Linde dijo que menos del 60 por ciento de ocupación parecía razonable, dado que algunas ciudades aún no permitían la ocupación total de los edificios y que muchas empresas seguían permitiendo o fomentando el trabajo desde casa.

Pero algunas empresas se muestran reticentes a los límites del número de pasajeros, argumentando que ponen a prueba la paciencia y prometen más seguridad de la que se puede garantizar.

No puedo darte los 2 metros en un ascensor, tendrías que tener a alguien en el techo y a alguien en el piso”, dijo Andrew Hardy, jefe de operaciones de JEMB Realty, una compañía privada que posee y opera propiedades residenciales y comerciales, incluyendo el Resorts Casino Hotel en Atlantic City, un espacio comercial en Herald Square y un edificio comercial de 33 pisos en el distrito financiero de Nueva York.

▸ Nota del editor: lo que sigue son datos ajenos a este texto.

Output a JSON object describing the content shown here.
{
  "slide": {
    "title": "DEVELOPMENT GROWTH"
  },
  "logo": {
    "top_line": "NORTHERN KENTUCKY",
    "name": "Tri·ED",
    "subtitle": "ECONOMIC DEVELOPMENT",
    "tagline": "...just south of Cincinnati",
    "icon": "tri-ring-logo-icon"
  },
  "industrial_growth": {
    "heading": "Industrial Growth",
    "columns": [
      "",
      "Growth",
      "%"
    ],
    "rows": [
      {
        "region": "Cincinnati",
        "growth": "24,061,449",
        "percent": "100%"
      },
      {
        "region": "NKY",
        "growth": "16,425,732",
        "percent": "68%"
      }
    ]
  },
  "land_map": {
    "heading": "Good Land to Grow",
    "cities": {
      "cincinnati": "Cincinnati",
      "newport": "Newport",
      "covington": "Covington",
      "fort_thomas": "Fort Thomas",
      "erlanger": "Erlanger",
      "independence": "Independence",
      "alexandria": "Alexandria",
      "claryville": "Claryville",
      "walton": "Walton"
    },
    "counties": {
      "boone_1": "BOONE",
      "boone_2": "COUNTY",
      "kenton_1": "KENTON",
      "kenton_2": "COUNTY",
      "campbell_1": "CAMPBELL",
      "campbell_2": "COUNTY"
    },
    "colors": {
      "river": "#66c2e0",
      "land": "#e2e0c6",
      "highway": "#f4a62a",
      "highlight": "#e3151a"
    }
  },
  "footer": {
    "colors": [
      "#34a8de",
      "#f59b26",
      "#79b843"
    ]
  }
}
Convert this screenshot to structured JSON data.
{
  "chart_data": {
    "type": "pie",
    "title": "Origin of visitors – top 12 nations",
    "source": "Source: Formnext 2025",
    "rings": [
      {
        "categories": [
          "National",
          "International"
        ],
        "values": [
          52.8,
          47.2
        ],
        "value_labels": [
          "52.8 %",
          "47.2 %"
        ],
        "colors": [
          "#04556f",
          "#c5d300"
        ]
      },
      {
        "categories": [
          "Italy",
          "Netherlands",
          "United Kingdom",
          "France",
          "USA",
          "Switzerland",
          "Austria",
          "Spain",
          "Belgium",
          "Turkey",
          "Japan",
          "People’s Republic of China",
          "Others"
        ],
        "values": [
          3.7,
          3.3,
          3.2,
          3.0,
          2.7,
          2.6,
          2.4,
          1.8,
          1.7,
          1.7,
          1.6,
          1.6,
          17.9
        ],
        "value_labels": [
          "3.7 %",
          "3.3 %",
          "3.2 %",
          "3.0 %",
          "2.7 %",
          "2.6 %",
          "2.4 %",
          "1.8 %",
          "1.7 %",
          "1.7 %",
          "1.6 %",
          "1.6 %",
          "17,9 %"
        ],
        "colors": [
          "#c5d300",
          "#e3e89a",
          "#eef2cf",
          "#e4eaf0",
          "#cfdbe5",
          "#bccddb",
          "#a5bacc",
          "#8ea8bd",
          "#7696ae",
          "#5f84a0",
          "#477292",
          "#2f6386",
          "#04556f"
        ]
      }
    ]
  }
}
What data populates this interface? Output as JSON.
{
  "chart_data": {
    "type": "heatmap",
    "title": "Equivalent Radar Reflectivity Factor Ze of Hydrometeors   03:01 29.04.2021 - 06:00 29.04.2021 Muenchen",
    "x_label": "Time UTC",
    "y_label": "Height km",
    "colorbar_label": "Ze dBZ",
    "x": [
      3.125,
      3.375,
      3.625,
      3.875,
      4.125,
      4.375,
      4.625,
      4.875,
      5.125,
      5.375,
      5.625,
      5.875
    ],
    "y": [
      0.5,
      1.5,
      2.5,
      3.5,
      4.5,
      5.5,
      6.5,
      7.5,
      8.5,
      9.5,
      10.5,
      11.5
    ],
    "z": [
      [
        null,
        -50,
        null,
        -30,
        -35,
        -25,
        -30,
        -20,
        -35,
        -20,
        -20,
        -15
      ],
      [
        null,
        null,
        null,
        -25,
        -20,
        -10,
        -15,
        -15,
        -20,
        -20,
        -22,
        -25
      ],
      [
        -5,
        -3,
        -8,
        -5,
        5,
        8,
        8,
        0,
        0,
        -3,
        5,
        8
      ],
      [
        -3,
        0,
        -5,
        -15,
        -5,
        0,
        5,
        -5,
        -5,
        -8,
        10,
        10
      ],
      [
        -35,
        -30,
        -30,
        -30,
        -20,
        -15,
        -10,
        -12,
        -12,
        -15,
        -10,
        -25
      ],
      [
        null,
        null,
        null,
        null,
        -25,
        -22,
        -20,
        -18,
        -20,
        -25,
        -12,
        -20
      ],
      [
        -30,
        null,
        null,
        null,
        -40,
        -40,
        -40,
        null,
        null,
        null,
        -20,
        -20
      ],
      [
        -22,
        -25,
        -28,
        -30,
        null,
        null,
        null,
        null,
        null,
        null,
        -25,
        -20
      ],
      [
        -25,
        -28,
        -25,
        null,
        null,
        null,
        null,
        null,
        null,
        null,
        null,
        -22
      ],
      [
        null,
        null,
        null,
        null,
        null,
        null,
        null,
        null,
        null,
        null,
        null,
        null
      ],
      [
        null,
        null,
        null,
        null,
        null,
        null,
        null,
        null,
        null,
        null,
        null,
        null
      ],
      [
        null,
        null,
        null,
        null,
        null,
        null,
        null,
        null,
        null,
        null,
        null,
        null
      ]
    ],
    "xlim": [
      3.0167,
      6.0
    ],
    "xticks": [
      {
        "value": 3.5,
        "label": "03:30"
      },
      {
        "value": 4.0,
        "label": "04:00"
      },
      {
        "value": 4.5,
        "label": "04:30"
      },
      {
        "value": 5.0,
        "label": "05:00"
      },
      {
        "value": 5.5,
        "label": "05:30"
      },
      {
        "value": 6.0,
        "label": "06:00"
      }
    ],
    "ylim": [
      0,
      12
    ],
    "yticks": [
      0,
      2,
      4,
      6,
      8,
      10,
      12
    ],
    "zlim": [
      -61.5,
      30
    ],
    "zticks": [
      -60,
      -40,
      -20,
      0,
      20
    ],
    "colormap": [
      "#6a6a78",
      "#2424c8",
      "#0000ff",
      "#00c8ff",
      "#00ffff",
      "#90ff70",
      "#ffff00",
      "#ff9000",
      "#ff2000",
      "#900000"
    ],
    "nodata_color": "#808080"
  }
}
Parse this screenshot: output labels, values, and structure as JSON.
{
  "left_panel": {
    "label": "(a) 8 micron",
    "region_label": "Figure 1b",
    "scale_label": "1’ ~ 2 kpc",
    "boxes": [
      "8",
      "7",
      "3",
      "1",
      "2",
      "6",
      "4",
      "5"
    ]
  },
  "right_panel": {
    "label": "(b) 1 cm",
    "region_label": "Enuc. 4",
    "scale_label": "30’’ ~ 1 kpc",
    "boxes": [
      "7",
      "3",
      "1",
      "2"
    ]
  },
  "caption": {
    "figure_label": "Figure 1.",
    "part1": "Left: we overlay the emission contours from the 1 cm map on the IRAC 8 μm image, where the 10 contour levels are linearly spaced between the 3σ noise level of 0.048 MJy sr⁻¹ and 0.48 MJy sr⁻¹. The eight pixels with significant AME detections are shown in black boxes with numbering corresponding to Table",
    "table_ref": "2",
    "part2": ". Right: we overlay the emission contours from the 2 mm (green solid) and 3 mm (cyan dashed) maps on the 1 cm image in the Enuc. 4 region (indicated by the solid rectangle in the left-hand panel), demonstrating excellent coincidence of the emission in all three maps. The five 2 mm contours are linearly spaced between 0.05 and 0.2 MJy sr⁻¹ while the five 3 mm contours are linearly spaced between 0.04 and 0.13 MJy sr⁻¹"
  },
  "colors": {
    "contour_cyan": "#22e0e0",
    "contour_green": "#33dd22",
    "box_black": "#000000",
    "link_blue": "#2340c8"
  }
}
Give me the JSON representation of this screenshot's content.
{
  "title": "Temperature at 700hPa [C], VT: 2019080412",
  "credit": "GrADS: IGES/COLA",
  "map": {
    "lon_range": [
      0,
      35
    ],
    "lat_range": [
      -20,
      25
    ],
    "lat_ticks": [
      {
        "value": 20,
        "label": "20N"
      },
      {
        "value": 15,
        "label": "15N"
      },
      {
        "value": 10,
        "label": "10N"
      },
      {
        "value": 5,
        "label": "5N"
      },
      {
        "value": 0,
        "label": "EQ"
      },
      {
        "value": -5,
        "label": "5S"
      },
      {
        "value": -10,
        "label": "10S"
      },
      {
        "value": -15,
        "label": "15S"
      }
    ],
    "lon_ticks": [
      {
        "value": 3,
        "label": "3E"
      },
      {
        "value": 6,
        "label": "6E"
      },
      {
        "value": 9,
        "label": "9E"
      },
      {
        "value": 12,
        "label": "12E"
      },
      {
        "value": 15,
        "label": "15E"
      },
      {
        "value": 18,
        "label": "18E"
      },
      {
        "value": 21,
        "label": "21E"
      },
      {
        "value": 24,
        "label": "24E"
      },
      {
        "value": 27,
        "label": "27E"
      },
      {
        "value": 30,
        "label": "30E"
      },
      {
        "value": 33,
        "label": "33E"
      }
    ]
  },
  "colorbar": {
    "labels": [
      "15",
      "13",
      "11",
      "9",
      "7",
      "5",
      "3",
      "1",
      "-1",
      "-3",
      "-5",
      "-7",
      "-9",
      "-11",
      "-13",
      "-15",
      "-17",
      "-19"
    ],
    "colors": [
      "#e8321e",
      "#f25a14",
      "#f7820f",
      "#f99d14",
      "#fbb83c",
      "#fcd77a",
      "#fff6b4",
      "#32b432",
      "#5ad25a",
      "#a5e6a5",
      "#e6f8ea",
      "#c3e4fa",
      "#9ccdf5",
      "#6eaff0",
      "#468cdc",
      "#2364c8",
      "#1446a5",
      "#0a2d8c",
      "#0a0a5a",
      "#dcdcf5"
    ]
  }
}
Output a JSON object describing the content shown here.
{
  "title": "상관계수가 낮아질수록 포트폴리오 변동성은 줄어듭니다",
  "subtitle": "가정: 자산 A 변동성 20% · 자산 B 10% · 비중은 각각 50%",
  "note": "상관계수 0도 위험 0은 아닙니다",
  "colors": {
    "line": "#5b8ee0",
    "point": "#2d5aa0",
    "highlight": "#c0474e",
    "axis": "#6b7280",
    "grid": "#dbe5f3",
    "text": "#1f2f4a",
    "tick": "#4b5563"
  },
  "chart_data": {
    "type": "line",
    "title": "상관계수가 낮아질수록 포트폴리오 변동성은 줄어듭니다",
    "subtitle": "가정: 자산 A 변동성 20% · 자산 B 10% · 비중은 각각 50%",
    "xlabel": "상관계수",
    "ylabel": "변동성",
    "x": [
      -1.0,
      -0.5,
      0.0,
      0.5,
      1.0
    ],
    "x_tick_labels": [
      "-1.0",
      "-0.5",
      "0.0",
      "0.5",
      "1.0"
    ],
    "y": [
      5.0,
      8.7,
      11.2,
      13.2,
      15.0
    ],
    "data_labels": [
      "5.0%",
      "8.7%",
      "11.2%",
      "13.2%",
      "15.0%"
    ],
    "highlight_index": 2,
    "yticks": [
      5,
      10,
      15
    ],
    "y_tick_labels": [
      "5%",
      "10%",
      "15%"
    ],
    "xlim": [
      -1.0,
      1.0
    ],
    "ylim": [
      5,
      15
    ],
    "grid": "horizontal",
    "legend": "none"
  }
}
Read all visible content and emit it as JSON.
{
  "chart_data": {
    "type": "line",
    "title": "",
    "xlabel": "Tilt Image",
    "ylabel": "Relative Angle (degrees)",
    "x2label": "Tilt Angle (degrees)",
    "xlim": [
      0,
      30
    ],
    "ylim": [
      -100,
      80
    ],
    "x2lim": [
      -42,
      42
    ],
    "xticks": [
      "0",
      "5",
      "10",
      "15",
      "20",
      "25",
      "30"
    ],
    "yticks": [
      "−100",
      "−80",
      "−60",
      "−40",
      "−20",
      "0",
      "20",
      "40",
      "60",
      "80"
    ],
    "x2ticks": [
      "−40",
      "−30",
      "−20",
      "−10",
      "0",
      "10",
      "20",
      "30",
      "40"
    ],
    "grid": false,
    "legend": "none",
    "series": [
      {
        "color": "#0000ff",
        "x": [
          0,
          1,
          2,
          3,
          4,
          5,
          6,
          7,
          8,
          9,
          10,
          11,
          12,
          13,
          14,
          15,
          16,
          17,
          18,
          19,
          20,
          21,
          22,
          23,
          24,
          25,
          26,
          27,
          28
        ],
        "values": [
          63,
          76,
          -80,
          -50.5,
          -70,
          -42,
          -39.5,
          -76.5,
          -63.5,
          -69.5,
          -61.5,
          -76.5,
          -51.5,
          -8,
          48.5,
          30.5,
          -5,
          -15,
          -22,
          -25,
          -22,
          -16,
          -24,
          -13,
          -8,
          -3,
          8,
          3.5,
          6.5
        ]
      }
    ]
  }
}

“Nuestro letrero dirá: ‘Al entrar a los ascensores recomendamos usar su mejor criterio’”, dijo Hardy. “Si llega un ascensor y dos o tres personas están en él y te sientes cómodo, entrarás, y si no te sientes cómodo, espera al siguiente”.

(Tony Luong/The New York Times)
(Tony Luong/The New York Times)

“Si pongo dos círculos en un ascensor y entran cuatro personas, ¿qué voy a hacer: arrestarlas?”.

La campaña para hacer seguro el ascensor refleja en parte la nueva realidad económica de los bienes raíces comerciales, cuya fortuna ha dado un vuelco por el coronavirus. Muchas empresas están valorando si necesitan oficinas costosas en el centro de la ciudad considerando que los empleados podrían trabajar desde casa, así que los propietarios están trabajando a fin de que sus edificios se sientan lo más seguros y acogedores posibles.

JEMB Realty está construyendo un nuevo rascacielos comercial en Brooklyn que tendrá una nueva tecnología de ascensores: una tarjeta o llavero que permite a los locatarios pasar por un torniquete, lo cual llama automáticamente un ascensor para que los lleve a sus pisos. Hardy dijo que esa tecnología fue planeada antes del COVID-19, pero otros afirmaron que el ascensor sin contacto con botones se volvería mucho más común ahora.

Sin embargo, no hay mucho que se pueda hacer en el caso de los ascensores. Algunos edificios están abriendo huecos de escaleras, incluso aquellos dirigidos por CBRE, uno de los mayores operadores de bienes raíces comerciales del mundo. Otros están pidiendo a los locatarios que escalonen las horas de entrada de los empleados.